As officials examined other provisions of the law, though, they saw ways to indirectly accelerate the supply chain and production process, whether by improving delivery of building block ingredients or needed machinery. Transportation Secretary Pete Buttigieg has acknowledged publicly that “a shortage of ingredients is not what led to the shutdown of the facility.”
“We will do things to cut days off of production schedules and timelines to make sure we’re moving things quickly to shelves,” an administration official told reporters Thursday afternoon.
Rep. Abigail Spanberger, a Virginia Democrat facing a tough reelection race who pushed White House chief of staff Ron Klain to invoke the DPA over two conversations last week, acknowledged that in her response to Biden actually doing what she’d asked.

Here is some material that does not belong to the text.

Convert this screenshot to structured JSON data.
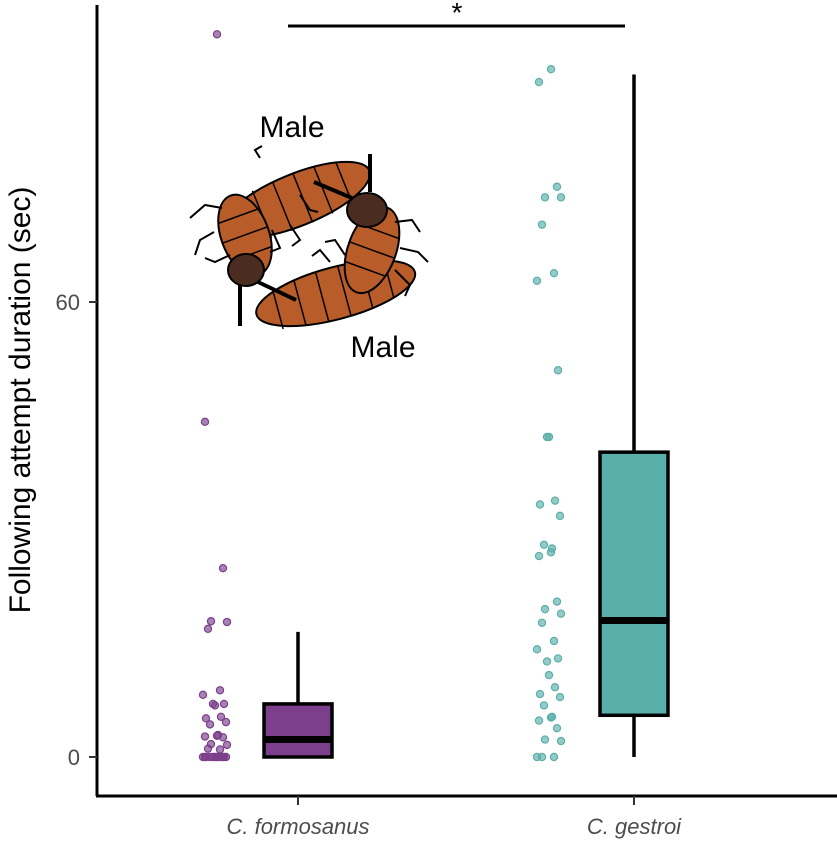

“In addition to invoking the DPA, I’m continuing to press the administration and industry leaders to cut more red tape, get any closed facilities up and running, and increase imports of safe baby formula from other countries,” Spanberger said.
Cabinet secretaries abroad while crisis bubbled up
White House aides also pointed to other moves geared toward minimizing the psychology that leads to panic buying by trying to stabilize consumer confidence.
They’ve issued waivers which allowed customers to switch formula brands without doctors’ notes or increasing potential sales under the WIC food program, guaranteeing a market for companies which have stepped up their own production. White House officials said Thursday that more formula is being produced now than before the Michigan plant was shut down.
Complicating the response: The two Cabinet secretaries with the most direct authority over the situation — Becerra, whose department oversees the FDA, and Agriculture Secretary Tom Vilsack, whose department oversees food production — were both in Europe over the last week for conferences with their G7 counterparts. Their absences were noted by others in the administration who remained in Washington working on both the behind-the-scenes and public responses.
Becerra’s contracting Covid-19 while in Germany added another wrinkle, but his spokesperson Sarah Lovenheim said that the secretary has been stressing to international counterparts that on the need for imported formula, “They all receive the message: quick and safe.”
Lovenheim described “a herculean effort to get more formula safely on shelves,” adding, “Folks have been working around the clock, including over the weekend, and the goal is to continue moving quickly and safely to get formula into the hands of everyone who critically needs.”
CORRECTION: A previous version of this story incorrectly stated which baby formula companies President Joe Biden had spoken with. He spoke with the CEOs of Reckitt and Gerber.